A Cold Frame for Spring Seed Starting
One of the best uses of a cold frame is getting a head start on spring planting. In Zone 7a, your last frost date is around mid-April. With a cold frame, you can start seeds in late February and transplant them into the garden by early May.
Here is the basic approach:
Prepare the soil. In early February, loosen the soil inside the frame and add compost. The bed should be well-draining and nutrient-rich.
Sow seeds. Direct sow seeds into the frame according to the seed packet directions. For tomatoes and peppers, start seeds in trays filled with seed-starting mix, then set the trays inside the frame once they sprout.
Ventilate. As soon as seedlings emerge, crack the lid during the day to keep them from getting leggy. Close it at night. Gradually increase ventilation over the course of two weeks until the lid is fully open during the day. This hardening-off process prepares the seedlings for life outside.

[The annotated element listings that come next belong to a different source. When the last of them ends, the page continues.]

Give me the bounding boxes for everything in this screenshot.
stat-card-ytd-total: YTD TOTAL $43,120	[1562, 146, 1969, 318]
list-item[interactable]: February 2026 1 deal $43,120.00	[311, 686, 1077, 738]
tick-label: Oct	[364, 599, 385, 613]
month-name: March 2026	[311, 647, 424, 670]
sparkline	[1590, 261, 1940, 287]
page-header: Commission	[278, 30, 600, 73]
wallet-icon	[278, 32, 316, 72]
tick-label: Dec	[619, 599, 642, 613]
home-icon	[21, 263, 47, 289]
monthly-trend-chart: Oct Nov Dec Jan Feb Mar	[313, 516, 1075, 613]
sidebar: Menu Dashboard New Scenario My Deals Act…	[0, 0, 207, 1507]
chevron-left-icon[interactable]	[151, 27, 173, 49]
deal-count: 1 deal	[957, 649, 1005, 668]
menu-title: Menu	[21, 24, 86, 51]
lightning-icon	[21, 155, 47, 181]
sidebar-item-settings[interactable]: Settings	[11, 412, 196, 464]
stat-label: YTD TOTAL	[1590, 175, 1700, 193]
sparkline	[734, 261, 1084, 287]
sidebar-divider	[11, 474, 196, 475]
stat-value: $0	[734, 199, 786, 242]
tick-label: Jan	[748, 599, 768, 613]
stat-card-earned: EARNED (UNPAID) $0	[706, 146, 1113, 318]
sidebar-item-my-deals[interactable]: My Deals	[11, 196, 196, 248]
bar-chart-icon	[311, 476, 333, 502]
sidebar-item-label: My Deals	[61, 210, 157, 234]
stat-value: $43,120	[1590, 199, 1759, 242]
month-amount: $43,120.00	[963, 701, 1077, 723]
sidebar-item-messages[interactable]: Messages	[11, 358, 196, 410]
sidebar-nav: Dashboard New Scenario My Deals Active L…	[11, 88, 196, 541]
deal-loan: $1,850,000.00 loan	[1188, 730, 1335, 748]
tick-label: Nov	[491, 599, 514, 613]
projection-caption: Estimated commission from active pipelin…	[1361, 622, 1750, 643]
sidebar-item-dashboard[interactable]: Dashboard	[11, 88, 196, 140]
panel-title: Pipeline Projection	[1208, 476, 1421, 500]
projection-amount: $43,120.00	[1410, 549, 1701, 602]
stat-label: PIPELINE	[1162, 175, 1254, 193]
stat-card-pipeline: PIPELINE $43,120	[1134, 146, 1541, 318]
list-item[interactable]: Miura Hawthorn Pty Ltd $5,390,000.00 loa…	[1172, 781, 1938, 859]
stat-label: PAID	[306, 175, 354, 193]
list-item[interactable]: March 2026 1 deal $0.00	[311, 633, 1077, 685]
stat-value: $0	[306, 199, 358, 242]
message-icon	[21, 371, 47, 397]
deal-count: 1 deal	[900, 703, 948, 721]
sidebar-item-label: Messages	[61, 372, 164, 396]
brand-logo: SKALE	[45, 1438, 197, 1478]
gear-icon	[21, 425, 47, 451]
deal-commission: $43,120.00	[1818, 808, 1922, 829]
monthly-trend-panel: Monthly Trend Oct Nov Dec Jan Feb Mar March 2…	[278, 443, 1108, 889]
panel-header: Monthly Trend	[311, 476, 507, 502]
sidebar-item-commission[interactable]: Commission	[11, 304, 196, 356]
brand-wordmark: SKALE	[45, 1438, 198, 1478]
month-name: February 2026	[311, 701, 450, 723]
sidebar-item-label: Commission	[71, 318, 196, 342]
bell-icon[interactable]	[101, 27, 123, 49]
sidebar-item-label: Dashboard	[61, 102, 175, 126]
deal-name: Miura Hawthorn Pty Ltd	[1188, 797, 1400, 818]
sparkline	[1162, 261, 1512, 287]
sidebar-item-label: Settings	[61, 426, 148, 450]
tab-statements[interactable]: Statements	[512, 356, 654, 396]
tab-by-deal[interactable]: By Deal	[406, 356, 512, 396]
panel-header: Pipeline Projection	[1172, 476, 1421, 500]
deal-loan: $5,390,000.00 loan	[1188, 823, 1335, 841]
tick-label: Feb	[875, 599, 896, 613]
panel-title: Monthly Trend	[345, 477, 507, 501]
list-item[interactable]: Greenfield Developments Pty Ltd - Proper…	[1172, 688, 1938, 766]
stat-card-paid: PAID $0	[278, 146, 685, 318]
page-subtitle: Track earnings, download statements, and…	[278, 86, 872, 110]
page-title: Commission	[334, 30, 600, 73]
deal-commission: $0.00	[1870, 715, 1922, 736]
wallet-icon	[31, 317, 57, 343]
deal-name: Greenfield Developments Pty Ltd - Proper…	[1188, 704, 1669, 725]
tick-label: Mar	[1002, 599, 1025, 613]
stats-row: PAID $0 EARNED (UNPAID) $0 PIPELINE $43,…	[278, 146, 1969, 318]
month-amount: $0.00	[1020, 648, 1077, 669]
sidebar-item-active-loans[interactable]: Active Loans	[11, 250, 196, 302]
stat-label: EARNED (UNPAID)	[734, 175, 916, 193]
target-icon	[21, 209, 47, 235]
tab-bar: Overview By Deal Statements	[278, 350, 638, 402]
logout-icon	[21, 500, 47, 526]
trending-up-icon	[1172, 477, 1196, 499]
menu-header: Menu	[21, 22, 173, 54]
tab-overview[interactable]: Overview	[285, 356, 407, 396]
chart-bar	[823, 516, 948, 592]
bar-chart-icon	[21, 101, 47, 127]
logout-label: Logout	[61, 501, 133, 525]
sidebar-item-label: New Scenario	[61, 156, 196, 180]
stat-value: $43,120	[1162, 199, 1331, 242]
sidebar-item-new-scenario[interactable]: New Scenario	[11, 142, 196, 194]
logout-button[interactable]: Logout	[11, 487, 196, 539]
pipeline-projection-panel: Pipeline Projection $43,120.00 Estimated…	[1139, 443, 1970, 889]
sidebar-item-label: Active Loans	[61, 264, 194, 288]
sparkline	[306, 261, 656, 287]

Transplant. When the seedlings have four to six true leaves and the danger of hard frost has passed, plant them in the main garden. The cold-frame-started plants will typically be two to three weeks ahead of their neighbors.
Winter Hardening with Row Covers
If you are in a particularly cold year and expect temperatures to drop below zero, a cold frame alone may not be enough. In that case, combine it with a row cover inside the frame. Drape a lightweight floating row cover (Agribon 15 or similar) over the plants inside the frame before closing the lid. This adds an extra layer of frost protection that can handle temperatures down to about five degrees Fahrenheit.
This is not something you need to plan for every winter. But in years like 2010, when the Louisville area saw temperatures well below zero for several days, having that extra layer saved the winter lettuce crop when everything else froze.
Final Thoughts
A cold frame costs very little, takes a couple of hours to build, and gives you food in a season when most gardeners go hungry. In Zone 7a, it turns four dead months into growing months. That is the kind of return on investment that most tools in your shed can only dream of.
Build it simple. Plant the right crops. Vent on sunny days. Cover on cold nights. You will be surprised at how much you can grow in a space the size of a small patio.